Malheureusement, le ciel est très nuageux et nous ne savons pas toujours où et comment continuer. Certes, les traces et la carte de randonnée à ski nous fournissent un itinéraire, ou du moins une position approximative, mais nous peinons à monter dans la neige lourde et parfois mouillée. Il fait relativement chaud et l’air est très humide. Nous apercevons vaguement les premiers skieurs qui descendent dans l’épais brouillard. Notre motivation s’estompe encore un peu, car dans de telles conditions, le plaisir de descente est bien moindre.
Malgré ces mauvaises conditions, nous poursuivons notre route. Notre enthousiasme du départ ne s’est pas encore totalement émoussé et nous avons envie de nous dépenser. Nous nous répétons tel un mantra : l’activité physique en plein air fait du bien. En outre, nous nous imaginons traverser l’écrasante couche de brouillard pour atteindre le sommet, où nous pourrons savourer une vue lointaine et respirer profondément l’air frais et pur pour le faire entrer dans nos poumons jusque dans notre cœur.
Nous arrivons bientôt au terme de notre lente ascension de quelque 850 mètres de dénivelé. Et en effet, la neige devient d’abord plus sèche, puis de plus en plus poudreuse. Les nuages font place à un bleu timide, qui s’éclaircit encore pour dévoiler une vue sur tous les sommets environnants. Vers l’est, l’Eiger, le Mönch et la Jungfrau trônent au-dessus de la chaine du Niesen, presque parfaitement uniforme. Vers le nord, seuls le Stockhorn et le Gantrisch sont parvenus à se faire une place au soleil. Vers l’ouest, on découvre les pics acérés des Gastlosen et, vers le sud, l’Altels, qui représente pour moi un Toblerone parfait. Nous voyons enfin clair. Nous voyons des visages rayonnants qui se préparent à la descente. Nous voyons d’autres destinations et laissons le brouillard sous nos pieds. Nous nous sentons ragaillardis par le mouvement et l’air frais. Nous nous sentons récompensés pour les efforts fournis à la montée et pour notre persévérance, pour avoir continué à avancer bien que nous ne voyions plus où nous allions.
Mais surtout, nous avons froid. Un vent glacial souffle au sommet. Nous nous hâtons donc de nous préparer pour la descente. Accompagnés par le soleil, nous traçons de douces courbes sur les pentes sommitales. Nos cuisses brûlent dans la lourde masse neigeuse et nous dévalons les derniers mètres jusqu’à Menniggrund dans des conditions presque printanières. Nous faisons une petite halte sur un banc. Il n’y a plus de vent et le soleil caresse notre visage. Le brouillard de la montée a presque entièrement disparu, laissant de minces traînées de nuages derrière lui et dévoilant la silhouette déchiquetée de la montagne.
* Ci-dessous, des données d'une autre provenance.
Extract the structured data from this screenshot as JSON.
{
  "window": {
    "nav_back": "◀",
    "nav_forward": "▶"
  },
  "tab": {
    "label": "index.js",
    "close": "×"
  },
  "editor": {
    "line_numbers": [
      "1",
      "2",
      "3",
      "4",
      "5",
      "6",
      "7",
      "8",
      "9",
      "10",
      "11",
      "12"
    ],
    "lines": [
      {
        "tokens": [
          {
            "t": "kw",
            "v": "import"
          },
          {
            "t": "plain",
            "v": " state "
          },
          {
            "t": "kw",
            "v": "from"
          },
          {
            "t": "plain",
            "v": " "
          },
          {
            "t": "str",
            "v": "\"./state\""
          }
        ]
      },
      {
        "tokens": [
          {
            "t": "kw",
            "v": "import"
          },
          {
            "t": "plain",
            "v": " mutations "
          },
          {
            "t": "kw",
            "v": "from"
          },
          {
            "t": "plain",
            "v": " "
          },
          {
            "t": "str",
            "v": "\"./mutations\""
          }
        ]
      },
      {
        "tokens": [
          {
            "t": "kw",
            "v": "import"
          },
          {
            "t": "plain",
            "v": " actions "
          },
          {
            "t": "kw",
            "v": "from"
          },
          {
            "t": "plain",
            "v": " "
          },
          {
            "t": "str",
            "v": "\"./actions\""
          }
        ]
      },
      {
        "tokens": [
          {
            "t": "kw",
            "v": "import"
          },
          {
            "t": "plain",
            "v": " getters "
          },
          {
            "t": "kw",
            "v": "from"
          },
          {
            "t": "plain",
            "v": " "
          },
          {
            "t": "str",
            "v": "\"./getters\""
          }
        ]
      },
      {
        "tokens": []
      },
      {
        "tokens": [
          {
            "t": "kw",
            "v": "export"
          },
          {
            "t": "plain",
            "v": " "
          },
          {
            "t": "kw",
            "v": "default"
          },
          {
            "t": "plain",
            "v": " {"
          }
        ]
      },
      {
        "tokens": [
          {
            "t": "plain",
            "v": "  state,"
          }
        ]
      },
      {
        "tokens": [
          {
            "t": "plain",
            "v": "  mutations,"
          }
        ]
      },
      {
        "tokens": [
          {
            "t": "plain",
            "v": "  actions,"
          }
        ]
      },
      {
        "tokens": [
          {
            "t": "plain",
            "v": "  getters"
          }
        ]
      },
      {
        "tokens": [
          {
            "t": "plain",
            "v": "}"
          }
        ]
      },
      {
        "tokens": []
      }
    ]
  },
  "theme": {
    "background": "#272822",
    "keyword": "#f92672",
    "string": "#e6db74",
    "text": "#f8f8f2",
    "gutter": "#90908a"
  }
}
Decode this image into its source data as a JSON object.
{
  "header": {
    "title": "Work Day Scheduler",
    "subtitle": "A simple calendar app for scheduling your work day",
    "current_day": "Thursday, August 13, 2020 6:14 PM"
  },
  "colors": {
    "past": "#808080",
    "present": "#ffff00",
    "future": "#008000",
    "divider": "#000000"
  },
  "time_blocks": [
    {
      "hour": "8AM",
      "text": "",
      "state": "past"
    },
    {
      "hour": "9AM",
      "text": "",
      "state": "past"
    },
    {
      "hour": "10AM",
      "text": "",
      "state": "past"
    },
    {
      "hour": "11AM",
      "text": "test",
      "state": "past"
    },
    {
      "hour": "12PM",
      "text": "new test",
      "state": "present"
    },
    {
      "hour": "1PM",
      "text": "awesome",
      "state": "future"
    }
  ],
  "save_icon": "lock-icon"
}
Assis sur ce banc, en savourant cette magnifique quiétude, nous entendons ces voix douces et bienveillantes en nous, qui restent le plus souvent silencieuses. Oui, le ski de randonnée n’est pas simplement un sport qui devient à la mode. C’est bien plus. C’est une philosophie. Cela nous apprend à gérer des situations et des conditions sur lesquelles nous n’avons aucune prise. Cela nous apprend à observer et à tirer nos propres conclusions. À suivre la trace proposée ou à s’en éloigner. À distinguer ce qui est judicieux et ce qui ne l’est pas. Diemtigtal, nous reviendrons te voir bientôt.